Bovenstaande bedrijfsstijlen zijn verschillend van intensiteit en grootte. In figuur 2.3a zijn de stijlen in een schema gezet ten opzichte van deze twee dimensies, linksboven zijn het intensieve en kleinere bedrijven, linksonder zijn het extensieve en kleine bedrijven, rechtsboven zijn ze grootschalig en intensief en stijlen rechtsonder zijn grootschalig en extensief. Een andere indeling die gemaakt kan worden is een indeling gericht op de oriëntatie op de markt tegenover de oriëntatie op de technologie (figuur 2.3b). Hierbij staan de meest markt- en technologiegerichte bedrijfsstijlen rechtsboven en de minst op de markt en technologie gerichte stijlen linksonder (Van der Ploeg e.a., 1991).

(23)

figuur 2.3a figuur 2.3b

a: Bedrijfsstijlen geplaatst ten opzichte van intensiteit en schaal (bron: Van der Ploeg e.a., 1991)

b: Bedrijfsstijlen geplaatst ten opzichte van oriëntatie op de markt en op de technologie (bron: Van der Ploeg e.a., 1991)

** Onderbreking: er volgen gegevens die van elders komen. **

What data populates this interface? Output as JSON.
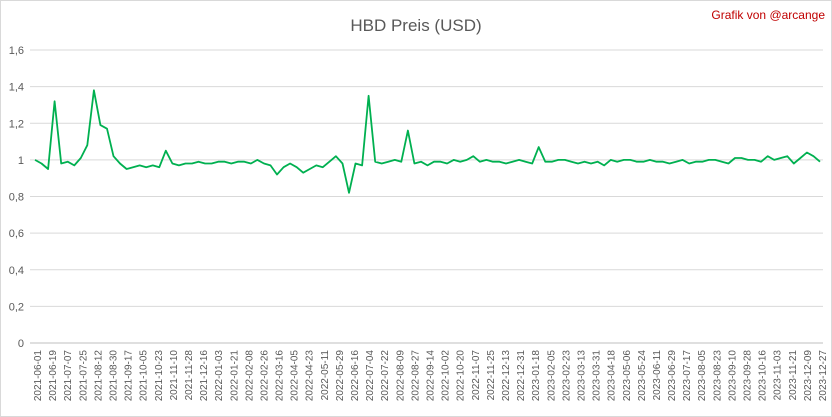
{
  "chart_data": {
    "type": "line",
    "title": "HBD Preis (USD)",
    "credit": "Grafik von @arcange",
    "xlabel": "",
    "ylabel": "",
    "ylim": [
      0,
      1.6
    ],
    "yticks": [
      "0",
      "0,2",
      "0,4",
      "0,6",
      "0,8",
      "1",
      "1,2",
      "1,4",
      "1,6"
    ],
    "grid": true,
    "legend": "none",
    "line_color": "#00b050",
    "x_tick_labels": [
      "2021-06-01",
      "2021-06-19",
      "2021-07-07",
      "2021-07-25",
      "2021-08-12",
      "2021-08-30",
      "2021-09-17",
      "2021-10-05",
      "2021-10-23",
      "2021-11-10",
      "2021-11-28",
      "2021-12-16",
      "2022-01-03",
      "2022-01-21",
      "2022-02-08",
      "2022-02-26",
      "2022-03-16",
      "2022-04-05",
      "2022-04-23",
      "2022-05-11",
      "2022-05-29",
      "2022-06-16",
      "2022-07-04",
      "2022-07-22",
      "2022-08-09",
      "2022-08-27",
      "2022-09-14",
      "2022-10-02",
      "2022-10-20",
      "2022-11-07",
      "2022-11-25",
      "2022-12-13",
      "2022-12-31",
      "2023-01-18",
      "2023-02-05",
      "2023-02-23",
      "2023-03-13",
      "2023-03-31",
      "2023-04-18",
      "2023-05-06",
      "2023-05-24",
      "2023-06-11",
      "2023-06-29",
      "2023-07-17",
      "2023-08-05",
      "2023-08-23",
      "2023-09-10",
      "2023-09-28",
      "2023-10-16",
      "2023-11-03",
      "2023-11-21",
      "2023-12-09",
      "2023-12-27"
    ],
    "series": [
      {
        "x_start": "2021-06-01",
        "step_days": 9,
        "values": [
          1.0,
          0.98,
          0.95,
          1.32,
          0.98,
          0.99,
          0.97,
          1.01,
          1.08,
          1.38,
          1.19,
          1.17,
          1.02,
          0.98,
          0.95,
          0.96,
          0.97,
          0.96,
          0.97,
          0.96,
          1.05,
          0.98,
          0.97,
          0.98,
          0.98,
          0.99,
          0.98,
          0.98,
          0.99,
          0.99,
          0.98,
          0.99,
          0.99,
          0.98,
          1.0,
          0.98,
          0.97,
          0.92,
          0.96,
          0.98,
          0.96,
          0.93,
          0.95,
          0.97,
          0.96,
          0.99,
          1.02,
          0.98,
          0.82,
          0.98,
          0.97,
          1.35,
          0.99,
          0.98,
          0.99,
          1.0,
          0.99,
          1.16,
          0.98,
          0.99,
          0.97,
          0.99,
          0.99,
          0.98,
          1.0,
          0.99,
          1.0,
          1.02,
          0.99,
          1.0,
          0.99,
          0.99,
          0.98,
          0.99,
          1.0,
          0.99,
          0.98,
          1.07,
          0.99,
          0.99,
          1.0,
          1.0,
          0.99,
          0.98,
          0.99,
          0.98,
          0.99,
          0.97,
          1.0,
          0.99,
          1.0,
          1.0,
          0.99,
          0.99,
          1.0,
          0.99,
          0.99,
          0.98,
          0.99,
          1.0,
          0.98,
          0.99,
          0.99,
          1.0,
          1.0,
          0.99,
          0.98,
          1.01,
          1.01,
          1.0,
          1.0,
          0.99,
          1.02,
          1.0,
          1.01,
          1.02,
          0.98,
          1.01,
          1.04,
          1.02,
          0.99
        ]
      }
    ]
  }
}
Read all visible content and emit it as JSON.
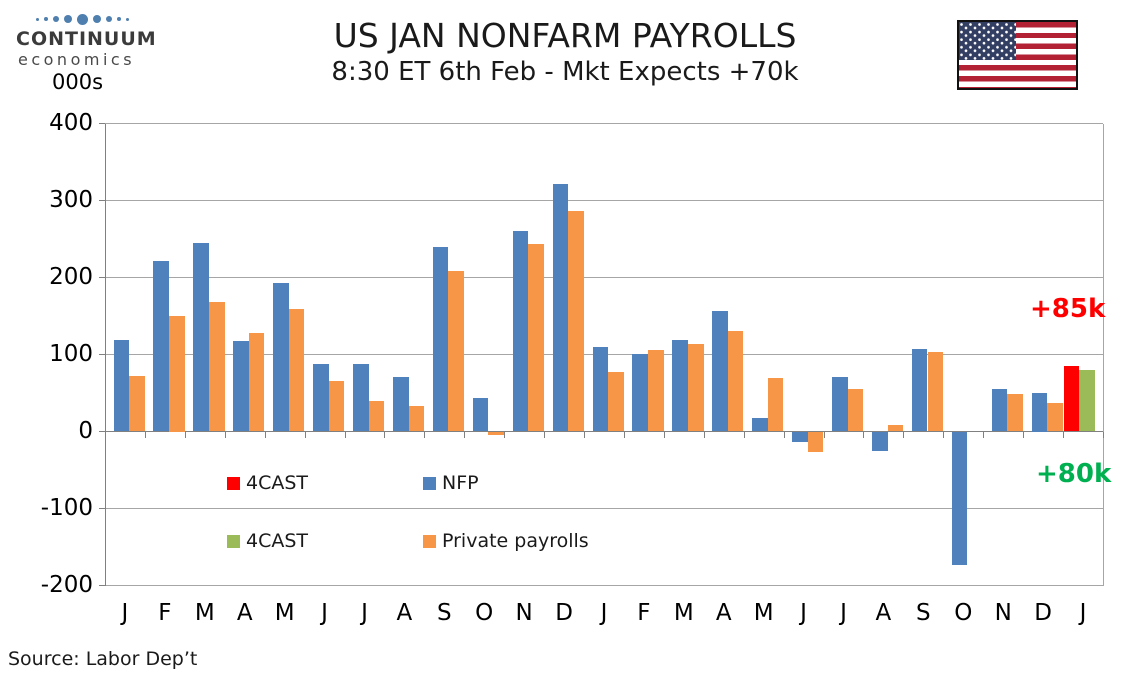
{
  "logo": {
    "line1": "CONTINUUM",
    "line2": "economics",
    "dot_color": "#4E7FAE"
  },
  "units_label": "000s",
  "title": "US JAN NONFARM PAYROLLS",
  "subtitle": "8:30 ET 6th Feb - Mkt Expects +70k",
  "source": "Source: Labor Dep’t",
  "chart_data": {
    "type": "bar",
    "title": "US JAN NONFARM PAYROLLS",
    "subtitle": "8:30 ET 6th Feb - Mkt Expects +70k",
    "ylabel": "000s",
    "ylim": [
      -200,
      400
    ],
    "ytick_step": 100,
    "grid": true,
    "categories": [
      "J",
      "F",
      "M",
      "A",
      "M",
      "J",
      "J",
      "A",
      "S",
      "O",
      "N",
      "D",
      "J",
      "F",
      "M",
      "A",
      "M",
      "J",
      "J",
      "A",
      "S",
      "O",
      "N",
      "D",
      "J"
    ],
    "series": [
      {
        "name": "NFP",
        "color": "#4F81BD",
        "slot": 0,
        "values": [
          119,
          222,
          245,
          118,
          193,
          88,
          88,
          71,
          239,
          43,
          261,
          322,
          110,
          101,
          119,
          157,
          17,
          -13,
          71,
          -25,
          107,
          -173,
          55,
          50,
          null
        ]
      },
      {
        "name": "Private payrolls",
        "color": "#F79646",
        "slot": 1,
        "values": [
          72,
          150,
          168,
          128,
          159,
          66,
          40,
          33,
          208,
          -4,
          244,
          286,
          77,
          106,
          114,
          131,
          69,
          -26,
          55,
          9,
          103,
          null,
          49,
          37,
          null
        ]
      },
      {
        "name": "4CAST",
        "color": "#FF0000",
        "slot": 2,
        "values": [
          null,
          null,
          null,
          null,
          null,
          null,
          null,
          null,
          null,
          null,
          null,
          null,
          null,
          null,
          null,
          null,
          null,
          null,
          null,
          null,
          null,
          null,
          null,
          null,
          85
        ]
      },
      {
        "name": "4CAST",
        "color": "#9BBB59",
        "slot": 3,
        "values": [
          null,
          null,
          null,
          null,
          null,
          null,
          null,
          null,
          null,
          null,
          null,
          null,
          null,
          null,
          null,
          null,
          null,
          null,
          null,
          null,
          null,
          null,
          null,
          null,
          80
        ]
      }
    ],
    "legend": [
      {
        "label": "4CAST",
        "color": "#FF0000"
      },
      {
        "label": "NFP",
        "color": "#4F81BD"
      },
      {
        "label": "4CAST",
        "color": "#9BBB59"
      },
      {
        "label": "Private payrolls",
        "color": "#F79646"
      }
    ],
    "legend_position": "inside-bottom-left",
    "annotations": [
      {
        "text": "+85k",
        "color": "#FF0000"
      },
      {
        "text": "+80k",
        "color": "#00B050"
      }
    ]
  }
}
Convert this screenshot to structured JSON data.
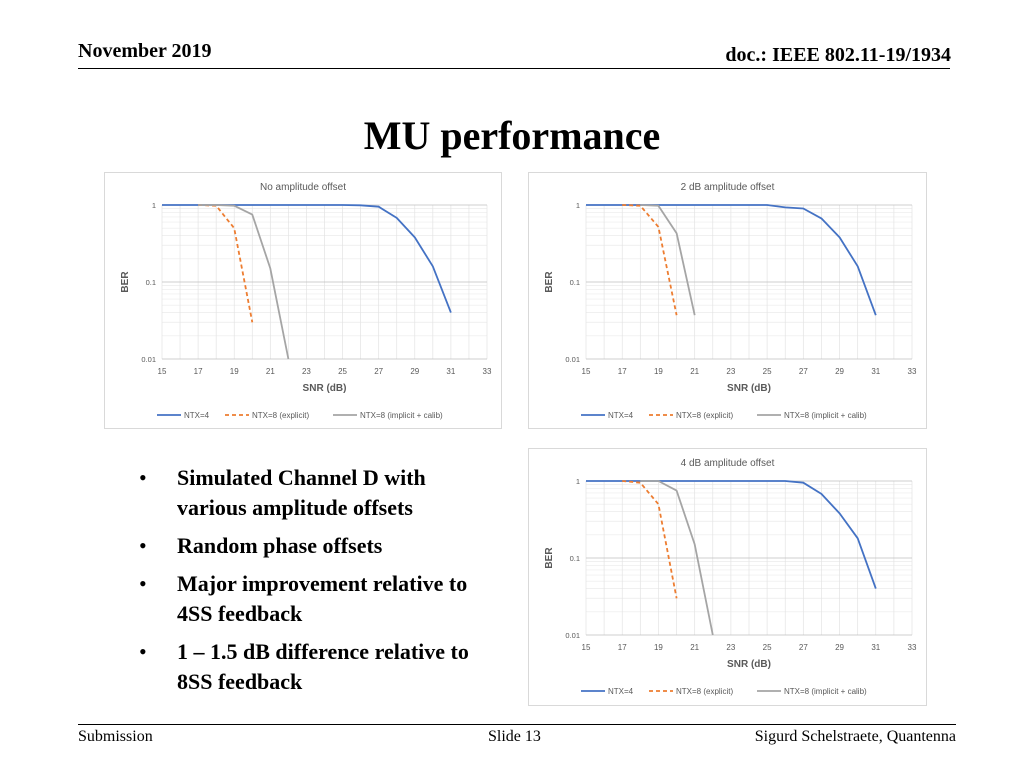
{
  "header": {
    "date": "November 2019",
    "doc": "doc.: IEEE 802.11-19/1934"
  },
  "title": "MU performance",
  "bullets": [
    "Simulated Channel D with various amplitude offsets",
    "Random phase offsets",
    "Major improvement relative to 4SS feedback",
    "1 – 1.5 dB difference relative to 8SS feedback"
  ],
  "footer": {
    "left": "Submission",
    "center": "Slide 13",
    "right": "Sigurd Schelstraete, Quantenna"
  },
  "colors": {
    "ntx4": "#4472c4",
    "ntx8_explicit": "#ed7d31",
    "ntx8_implicit": "#a5a5a5"
  },
  "chart_data": [
    {
      "type": "line",
      "title": "No amplitude offset",
      "xlabel": "SNR (dB)",
      "ylabel": "BER",
      "yscale": "log",
      "xlim": [
        15,
        33
      ],
      "ylim": [
        0.01,
        1
      ],
      "xticks": [
        "15",
        "17",
        "19",
        "21",
        "23",
        "25",
        "27",
        "29",
        "31",
        "33"
      ],
      "yticks": [
        "1",
        "0.1",
        "0.01"
      ],
      "grid": true,
      "legend": "bottom",
      "series": [
        {
          "name": "NTX=4",
          "style": "solid",
          "color": "#4472c4",
          "x": [
            15,
            16,
            17,
            18,
            19,
            20,
            21,
            22,
            23,
            24,
            25,
            26,
            27,
            28,
            29,
            30,
            31
          ],
          "y": [
            1,
            1,
            1,
            1,
            1,
            1,
            1,
            1,
            1,
            1,
            1,
            0.99,
            0.95,
            0.68,
            0.38,
            0.16,
            0.04
          ]
        },
        {
          "name": "NTX=8 (explicit)",
          "style": "dashed",
          "color": "#ed7d31",
          "x": [
            17,
            18,
            19,
            20
          ],
          "y": [
            1,
            0.98,
            0.5,
            0.03
          ]
        },
        {
          "name": "NTX=8 (implicit + calib)",
          "style": "solid",
          "color": "#a5a5a5",
          "x": [
            17,
            18,
            19,
            20,
            21,
            22
          ],
          "y": [
            1,
            1,
            0.98,
            0.75,
            0.15,
            0.01
          ]
        }
      ]
    },
    {
      "type": "line",
      "title": "2 dB amplitude offset",
      "xlabel": "SNR (dB)",
      "ylabel": "BER",
      "yscale": "log",
      "xlim": [
        15,
        33
      ],
      "ylim": [
        0.01,
        1
      ],
      "xticks": [
        "15",
        "17",
        "19",
        "21",
        "23",
        "25",
        "27",
        "29",
        "31",
        "33"
      ],
      "yticks": [
        "1",
        "0.1",
        "0.01"
      ],
      "grid": true,
      "legend": "bottom",
      "series": [
        {
          "name": "NTX=4",
          "style": "solid",
          "color": "#4472c4",
          "x": [
            15,
            16,
            17,
            18,
            19,
            20,
            21,
            22,
            23,
            24,
            25,
            26,
            27,
            28,
            29,
            30,
            31
          ],
          "y": [
            1,
            1,
            1,
            1,
            1,
            1,
            1,
            1,
            1,
            1,
            1,
            0.93,
            0.9,
            0.67,
            0.38,
            0.16,
            0.037
          ]
        },
        {
          "name": "NTX=8 (explicit)",
          "style": "dashed",
          "color": "#ed7d31",
          "x": [
            17,
            18,
            19,
            20
          ],
          "y": [
            1,
            0.98,
            0.52,
            0.037
          ]
        },
        {
          "name": "NTX=8 (implicit + calib)",
          "style": "solid",
          "color": "#a5a5a5",
          "x": [
            18,
            19,
            20,
            21
          ],
          "y": [
            1,
            0.98,
            0.43,
            0.037
          ]
        }
      ]
    },
    {
      "type": "line",
      "title": "4 dB amplitude offset",
      "xlabel": "SNR (dB)",
      "ylabel": "BER",
      "yscale": "log",
      "xlim": [
        15,
        33
      ],
      "ylim": [
        0.01,
        1
      ],
      "xticks": [
        "15",
        "17",
        "19",
        "21",
        "23",
        "25",
        "27",
        "29",
        "31",
        "33"
      ],
      "yticks": [
        "1",
        "0.1",
        "0.01"
      ],
      "grid": true,
      "legend": "bottom",
      "series": [
        {
          "name": "NTX=4",
          "style": "solid",
          "color": "#4472c4",
          "x": [
            15,
            16,
            17,
            18,
            19,
            20,
            21,
            22,
            23,
            24,
            25,
            26,
            27,
            28,
            29,
            30,
            31
          ],
          "y": [
            1,
            1,
            1,
            1,
            1,
            1,
            1,
            1,
            1,
            1,
            1,
            1,
            0.95,
            0.68,
            0.38,
            0.18,
            0.04
          ]
        },
        {
          "name": "NTX=8 (explicit)",
          "style": "dashed",
          "color": "#ed7d31",
          "x": [
            17,
            18,
            19,
            20
          ],
          "y": [
            1,
            0.95,
            0.5,
            0.03
          ]
        },
        {
          "name": "NTX=8 (implicit + calib)",
          "style": "solid",
          "color": "#a5a5a5",
          "x": [
            18,
            19,
            20,
            21,
            22
          ],
          "y": [
            1,
            1,
            0.75,
            0.15,
            0.01
          ]
        }
      ]
    }
  ]
}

Stijlen die ook nog wel eens genoemd worden zijn de stijlen Afbouwer, Stopper of Hobbyboeren. Hierbij is de boer nog wel actief in de landbouw, maar gaat z’n aandacht vooral uit naar activiteiten buiten de agrarische sector of naar niet-landbouwactiviteiten naast het landbouwbedrijf. Daarom zijn ze ook niet meer geïnteresseerd in schaalvergroting en werken ze vaak extensief, soms kunnen ze wel een hoge intensiteit hebben door de jarenlange ervaring en de daarmee verkregen vakmanschap (Commandeur, 2003). Kuiper en De Regt (2007) geven aan dat de boer in dit geval blijkbaar kiest voor “het boerenleven als lifestyle”. Deze bedrijfsstijl zal verder in dit onderzoek Hobbyboer genoemd worden. Deze stijl kan linksonder geplaatst worden in de figuren 2.3a en b, het zijn vaak kleinschalige bedrijven die extensief werken en niet gericht zijn de markt of op de nieuwste technologie.

Een Hobbyboer is er in veel verschillende soorten, het kunnen voormalige boeren zijn die nog een paar koeien hebben en die hebben gekozen voor de ‘boeren-lifestyle’. Ook kunnen het mensen uit de ‘stad’ zijn, die wat vee hebben gekocht om in hun vrije tijd te verzorgen.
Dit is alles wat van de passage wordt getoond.